Tick-borne encephalitis virus (TBEV)

Status: 
Ready to upload
Record number: 
1795
Adverse Occurrence type: 
MPHO Type: 
Estimated frequency: 
First cases described in the literature (2017)
Time to detection: 
17-49 days (from transplantation to encephalitis detection)
Alerting signals, symptoms, evidence of occurrence: 
Three patients (patient 1, liver; patients 2 and 3, kidney) who received solid organ transplants from a single donor developed encephalitis 17-49 days after transplantation and subsequently died (61 - 134 days from transplantation to death). Clinical signs of encephalitis included fever>39 °C, headache, meningeal signs, nystagmus, disarthria, aphasia, paralysis of cranial nerves II and IV and positive Babinski sign.

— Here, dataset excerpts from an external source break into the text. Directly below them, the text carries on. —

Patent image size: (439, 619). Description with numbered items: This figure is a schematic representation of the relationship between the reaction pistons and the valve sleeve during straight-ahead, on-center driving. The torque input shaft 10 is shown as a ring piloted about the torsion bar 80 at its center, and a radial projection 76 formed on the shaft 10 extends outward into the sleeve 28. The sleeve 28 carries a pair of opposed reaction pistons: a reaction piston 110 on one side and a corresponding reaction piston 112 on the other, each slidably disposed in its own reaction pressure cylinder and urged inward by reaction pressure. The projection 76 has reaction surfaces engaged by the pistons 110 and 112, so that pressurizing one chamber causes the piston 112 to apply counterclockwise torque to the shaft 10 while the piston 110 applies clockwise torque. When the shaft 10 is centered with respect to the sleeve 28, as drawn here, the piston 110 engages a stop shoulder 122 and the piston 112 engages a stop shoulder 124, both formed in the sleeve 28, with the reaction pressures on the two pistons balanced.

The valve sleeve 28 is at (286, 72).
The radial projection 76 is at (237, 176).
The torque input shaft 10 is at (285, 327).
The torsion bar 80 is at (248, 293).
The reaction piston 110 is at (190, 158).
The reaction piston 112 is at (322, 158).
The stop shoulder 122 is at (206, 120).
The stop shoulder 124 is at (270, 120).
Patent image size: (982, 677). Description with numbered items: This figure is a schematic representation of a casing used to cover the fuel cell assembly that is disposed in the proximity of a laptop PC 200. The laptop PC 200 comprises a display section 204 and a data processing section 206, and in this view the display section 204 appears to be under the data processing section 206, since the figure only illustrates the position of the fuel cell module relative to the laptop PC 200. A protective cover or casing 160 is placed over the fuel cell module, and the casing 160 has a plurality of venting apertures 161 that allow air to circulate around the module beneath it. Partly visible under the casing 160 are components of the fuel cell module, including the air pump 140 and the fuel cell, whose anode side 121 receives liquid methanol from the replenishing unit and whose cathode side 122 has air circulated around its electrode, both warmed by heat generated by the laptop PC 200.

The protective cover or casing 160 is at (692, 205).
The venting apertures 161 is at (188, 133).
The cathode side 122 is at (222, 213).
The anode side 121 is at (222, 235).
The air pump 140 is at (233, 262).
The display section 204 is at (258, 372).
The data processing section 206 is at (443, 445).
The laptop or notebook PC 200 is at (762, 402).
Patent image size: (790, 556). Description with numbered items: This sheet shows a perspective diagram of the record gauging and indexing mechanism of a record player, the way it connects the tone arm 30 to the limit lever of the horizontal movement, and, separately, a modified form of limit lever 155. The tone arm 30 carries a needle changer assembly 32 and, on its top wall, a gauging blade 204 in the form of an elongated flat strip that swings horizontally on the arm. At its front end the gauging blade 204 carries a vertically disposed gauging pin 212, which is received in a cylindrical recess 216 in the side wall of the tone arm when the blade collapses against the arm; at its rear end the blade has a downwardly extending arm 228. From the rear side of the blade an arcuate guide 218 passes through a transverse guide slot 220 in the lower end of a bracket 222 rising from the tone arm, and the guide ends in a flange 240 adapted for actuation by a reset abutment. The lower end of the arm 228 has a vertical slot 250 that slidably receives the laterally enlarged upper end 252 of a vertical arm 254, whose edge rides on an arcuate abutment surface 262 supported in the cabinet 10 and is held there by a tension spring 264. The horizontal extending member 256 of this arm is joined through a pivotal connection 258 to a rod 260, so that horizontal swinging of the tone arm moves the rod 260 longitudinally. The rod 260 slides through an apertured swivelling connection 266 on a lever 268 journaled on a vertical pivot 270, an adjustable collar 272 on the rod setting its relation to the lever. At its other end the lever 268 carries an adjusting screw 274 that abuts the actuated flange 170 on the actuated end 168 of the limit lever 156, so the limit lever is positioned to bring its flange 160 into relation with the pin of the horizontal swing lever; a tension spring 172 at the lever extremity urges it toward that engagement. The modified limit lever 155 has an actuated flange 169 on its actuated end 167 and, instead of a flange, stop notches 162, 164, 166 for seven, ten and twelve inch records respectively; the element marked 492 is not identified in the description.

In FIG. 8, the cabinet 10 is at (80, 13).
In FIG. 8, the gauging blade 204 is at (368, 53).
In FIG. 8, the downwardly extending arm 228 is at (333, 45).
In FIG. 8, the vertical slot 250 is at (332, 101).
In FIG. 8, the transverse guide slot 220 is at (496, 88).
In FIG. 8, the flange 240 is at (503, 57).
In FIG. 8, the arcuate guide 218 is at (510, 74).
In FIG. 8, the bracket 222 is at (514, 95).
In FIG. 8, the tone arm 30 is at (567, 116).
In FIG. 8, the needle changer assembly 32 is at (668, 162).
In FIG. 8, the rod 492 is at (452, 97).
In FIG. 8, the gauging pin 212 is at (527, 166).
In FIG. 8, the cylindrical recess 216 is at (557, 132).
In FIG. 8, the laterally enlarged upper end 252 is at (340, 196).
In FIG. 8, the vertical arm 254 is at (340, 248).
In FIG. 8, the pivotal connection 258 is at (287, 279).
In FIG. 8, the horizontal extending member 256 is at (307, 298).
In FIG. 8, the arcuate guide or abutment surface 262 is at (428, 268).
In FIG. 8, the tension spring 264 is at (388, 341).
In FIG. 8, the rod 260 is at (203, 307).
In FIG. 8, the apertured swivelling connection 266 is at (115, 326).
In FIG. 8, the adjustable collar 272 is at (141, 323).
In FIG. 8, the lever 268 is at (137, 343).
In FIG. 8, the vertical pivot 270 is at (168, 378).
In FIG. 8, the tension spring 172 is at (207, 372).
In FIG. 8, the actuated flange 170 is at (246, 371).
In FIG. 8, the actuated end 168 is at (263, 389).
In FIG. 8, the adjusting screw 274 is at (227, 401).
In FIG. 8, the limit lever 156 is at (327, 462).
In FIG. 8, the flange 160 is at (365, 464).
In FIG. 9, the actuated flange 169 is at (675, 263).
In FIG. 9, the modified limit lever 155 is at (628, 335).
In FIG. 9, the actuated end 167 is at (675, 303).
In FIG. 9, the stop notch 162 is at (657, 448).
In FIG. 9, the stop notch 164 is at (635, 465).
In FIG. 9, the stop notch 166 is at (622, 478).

Demonstration of imputability or root cause: 
Single donor: traumatic head injury following motor accident, only paraffin embedded brain tissue was available for analysis. Solid organ recipients: no history of travel to endemic areas. Cerebrospinal fluid (CSF) was normal in patients 1 and 3 and with moderate increase of cellularity (patient 2). Metagenomics was used as tests for common causes of encephalitis yielded negative results. Although bacterial, viral, fungal and parasitic sequences were found in CSF and brain tissue, TBE virus sequences were the only ones found in samples from the donor and the 3 recipients. TBE specific RT PCR confirmed identification and direct sequencing of amplification products corroborated the presence of the same viral strain. PCR was negative in serum (patients 1 and 3) and tissues (patients 1 and 2).
Imputability grade: 
3 Definite/Certain/Proven
Suggest references: 
Lipowski D, Szablowska M, Perlejewski K, Nakamura S, Bukowska-Ośko I, et al. A Cluster of Fatal Tick-borne Encephalitis Virus Infection in Organ Transplant Setting. J Infect Dis. 2017 Feb 7
Note: 
Add tick-borne encephalitis virus (TBEV) to the list of viruses (EP)
Expert comments for publication: 
When compared to course of infection in immucompetent individuals, there are some important differences in this first described cluster of organs related transmission of TBE. The same include the prolonged time to presentation, monophasic as opposed to biphasic clinical course, high mortality, the absence of CSF alterations. Outdoors actitivites during the warmer months in endemic areas constitute a potential risk of exposure to TBE.